Les deux pays campent sur leur position. Alors que la Turquie et les Pays-Bas sont enlisés dans un imbroglio diplomatique devenu une véritable crise durant le week-end, les tensions ne semblent pas près de s'apaiser. Dimanche, le chef du gouvernement néerlandais, Mark Rutte, a fait savoir qu'il ne présenterait pas d'excuses de la part des Pays-Bas à la Turquie.

Deux ministres turcs ont été empêchés de se rendre dans le pays, alors que le gouvernement turc organise des meetings un peu partout en Europe pour promouvoir le "oui" au référendum du 16 avril qui doit statuer sur l'extension des pouvoirs du président Erdogan. Samedi, le ministre des Affaires étrangères a été empêché d'atterrir, puis une seconde ministre a été expulsée du pays. 

"Une demande totalement folle"

"Il est hors de question que des excuses soient faites, ils devraient faire des excuses pour ce qu'ils ont fait hier", a déclaré à l'AFP Mark Rutte dimanche, prenant la parole à La Haye dans le cadre de la campagne pour les législatives prévues mercredi aux Pays-Bas. "C'est une demande totalement impossible et folle", a-t-il ajouté.

Le Premier ministre a qualifié d'"inacceptables" les propos du président Recep Tayyip Erdogan qui avait dénoncé samedi des "vestiges du nazisme" après l'expulsion de la ministre turque de la Famille Fatma Betül Sayan Kaya qui avait ignoré les demandes néerlandaises à Ankara de ne pas venir à Rotterdam. "Ce pays, comme l'a souligné hier le maire de Rotterdam, a été bombardé pendant la Seconde guerre mondiale par les nazis", a dit Mark Rutte à l'AFP. Alors que des appels à un nouveau rassemblement dimanche soir circulent sur les réseaux sociaux, le Premier ministre a appelé au calme.

"Gardez la tête froide. Vous êtes ici aux Pays-Bas, nous avons une formidable vie en société dans laquelle une énorme partie des Néerlandais d'origine turque (...) est intégrée", a-t-il souligné dans un message à la population.

"Il est crucial d'apaiser les événements"

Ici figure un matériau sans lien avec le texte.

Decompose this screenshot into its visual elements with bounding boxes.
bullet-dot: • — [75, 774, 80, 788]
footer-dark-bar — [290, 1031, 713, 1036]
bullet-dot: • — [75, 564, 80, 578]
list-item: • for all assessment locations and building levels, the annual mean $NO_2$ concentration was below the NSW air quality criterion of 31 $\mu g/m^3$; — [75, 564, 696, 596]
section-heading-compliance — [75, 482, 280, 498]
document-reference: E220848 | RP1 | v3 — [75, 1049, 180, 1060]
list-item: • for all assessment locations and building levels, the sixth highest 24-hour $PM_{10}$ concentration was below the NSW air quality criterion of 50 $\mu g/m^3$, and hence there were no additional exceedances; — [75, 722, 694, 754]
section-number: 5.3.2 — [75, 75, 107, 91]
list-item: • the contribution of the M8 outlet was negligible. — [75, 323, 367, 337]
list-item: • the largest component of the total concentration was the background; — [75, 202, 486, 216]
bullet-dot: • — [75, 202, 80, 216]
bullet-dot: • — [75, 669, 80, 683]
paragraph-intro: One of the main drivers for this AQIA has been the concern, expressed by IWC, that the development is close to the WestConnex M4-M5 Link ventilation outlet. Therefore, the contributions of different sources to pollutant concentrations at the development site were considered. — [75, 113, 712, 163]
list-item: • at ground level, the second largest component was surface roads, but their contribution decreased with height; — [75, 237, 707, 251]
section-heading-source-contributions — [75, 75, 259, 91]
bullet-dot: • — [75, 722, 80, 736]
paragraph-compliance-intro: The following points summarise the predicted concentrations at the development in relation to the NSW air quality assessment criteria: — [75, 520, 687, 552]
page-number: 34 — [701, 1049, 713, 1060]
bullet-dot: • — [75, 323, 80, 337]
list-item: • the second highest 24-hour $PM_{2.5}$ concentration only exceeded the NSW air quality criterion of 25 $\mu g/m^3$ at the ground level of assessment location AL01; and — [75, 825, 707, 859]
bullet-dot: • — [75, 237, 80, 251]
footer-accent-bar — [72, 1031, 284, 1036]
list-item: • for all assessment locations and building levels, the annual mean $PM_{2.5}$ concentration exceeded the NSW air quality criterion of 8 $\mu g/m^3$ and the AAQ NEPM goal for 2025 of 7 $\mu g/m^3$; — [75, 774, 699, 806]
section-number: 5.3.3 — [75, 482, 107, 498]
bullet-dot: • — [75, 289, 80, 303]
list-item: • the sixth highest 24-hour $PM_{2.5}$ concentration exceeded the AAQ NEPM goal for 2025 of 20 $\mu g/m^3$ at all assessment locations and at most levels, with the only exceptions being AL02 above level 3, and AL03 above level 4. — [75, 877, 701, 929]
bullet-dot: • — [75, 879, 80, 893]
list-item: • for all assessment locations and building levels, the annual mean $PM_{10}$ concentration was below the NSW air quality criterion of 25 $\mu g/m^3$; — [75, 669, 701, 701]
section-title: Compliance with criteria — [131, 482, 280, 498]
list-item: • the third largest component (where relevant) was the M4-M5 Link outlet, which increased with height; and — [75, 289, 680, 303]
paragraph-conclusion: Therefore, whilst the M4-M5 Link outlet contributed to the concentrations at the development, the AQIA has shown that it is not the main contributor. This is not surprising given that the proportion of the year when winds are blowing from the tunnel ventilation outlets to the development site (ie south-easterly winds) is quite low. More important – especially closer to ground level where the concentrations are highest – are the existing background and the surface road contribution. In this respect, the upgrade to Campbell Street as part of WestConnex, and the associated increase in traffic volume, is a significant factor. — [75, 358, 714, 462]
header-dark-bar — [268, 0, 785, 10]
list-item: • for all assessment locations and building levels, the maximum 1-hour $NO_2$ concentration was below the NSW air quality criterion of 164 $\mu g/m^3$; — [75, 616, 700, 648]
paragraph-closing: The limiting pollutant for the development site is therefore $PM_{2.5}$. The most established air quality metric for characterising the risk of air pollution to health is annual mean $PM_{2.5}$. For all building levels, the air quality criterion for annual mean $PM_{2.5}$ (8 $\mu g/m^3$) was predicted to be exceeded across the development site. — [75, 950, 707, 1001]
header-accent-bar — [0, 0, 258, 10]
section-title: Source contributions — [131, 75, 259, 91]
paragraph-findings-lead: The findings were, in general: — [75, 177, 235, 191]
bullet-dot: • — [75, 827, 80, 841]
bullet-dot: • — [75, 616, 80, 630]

Le président Erdogan a promis dimanche de faire "payer le prix" aux Pays-Bas. Mais pour Mark Rutte, "il est maintenant crucial de tenter d'apaiser les événements". "Bien sûr, si la Turquie continue de parler de manière incendiaire des Pays-Bas, nous devrons envisager les prochaines démarches à prendre", a-t-il déclaré à la presse. Concernant la ministre turque expulsée, "nous voulions qu'elle reste à distance", a expliqué M. Rutte à l'AFP. "Cela a mené au chaos et aux scènes que nous avons vues hier dans le centre de Rotterdam," a-t-il ajouté.

Dimanche, la crise s'est invitée en France, alors que le ministre turc des Affaires étrangères est venu participer à un meeting électoral pro-référendum à Metz. Un événement condamné par un certain nombre des candidats à la présidentielle, qui ont dénoncé l'autorisation de ce meeting par le gouvernement.